Discount Retailer Overstock Has New Target: Upending Wall Street

  • Company is close to issuing digital stock that uses blockchain
  • Aim is radically speeding up how long it takes to trade shares

Overstock.com Inc., which is aiming to radically change how stocks and bonds are bought and sold, is close to unveiling the first securities-trading system using the blockchain technology that makes bitcoin possible.

The company, best known as a discount retailer, will issue a digital version of its own stock that can then be traded on Pro Securities LLC, an alternative trading system Overstock invested in in 2014, Chief Executive Officer Patrick Byrne said in an interview. Because it’s bypassing traditional exchanges like the Nasdaq Stock Market and New York Stock Exchange, the trades will clear nearly instantaneously instead of taking several days.

“We’re ready to start a crypto Wall Street,” Byrne said. “Like Jonas Salk injecting himself with polio, our first client is going to be ourselves.”

The firm is completing its regulatory approval process with the U.S. Securities and Exchange Commission, Byrne said. At first, only the new type of Overstock equity will be available to trade via blockchain, but Byrne is hoping other companies follow suit. Pro Securities will also be available to list the shares of private companies and bonds, he said.

Nasdaq Inc. is swimming in similar waters. At the end of December, the exchange operator said it used blockchain technology to complete and record a private securities transaction for the first time.

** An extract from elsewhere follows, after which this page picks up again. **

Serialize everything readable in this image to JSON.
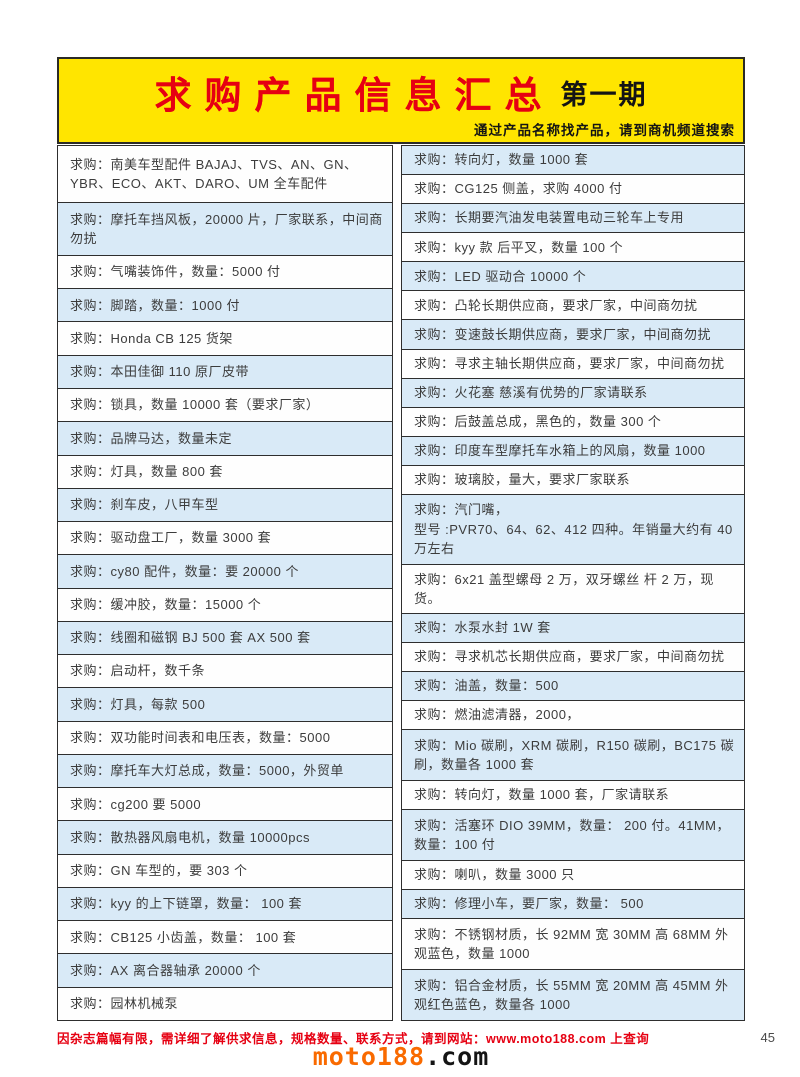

Chain.com became the first user of Nasdaq’s Linq blockchain when it issued shares to a private investor.

After more than a year of enthusiastic talk about how the blockchain, or distributed ledgers, can transform how Wall Street trades and settles financial products, 2016 looks to be the year where those ideas are put to the test. Firms such as ItBit and Symbiont are seeking to release applications this year that use digital ledger technology to improve how a range of assets are traded and settled.

Wall Street firms see the technology as a way to reduce costs and increase efficiency as they face stricter regulatory requirements following the 2008 financial crisis. Other firms such as Ripple are already allowing customers to move money internationally in minutes rather than days by utilizing a distributed ledger system.

A distributed ledger allows transactions to be processed so quickly because all the users are connected through its network. As long as banks or exchanges, all of whom are known to each other, verify that one company has the funds or assets to transact with another company, the settlement and clearing time is reduced to seconds. That contrasts with the current banking system with firms that are walled off from each other and connected through decades-old payment services, causing rather simple processes to take several days to complete.

Overstock can now issue as much as $500 million in stock and other securities through a digital system, according to a November filing with the SEC. In June, Overstock issued corporate bonds through the blockchain, which didn’t require SEC approval.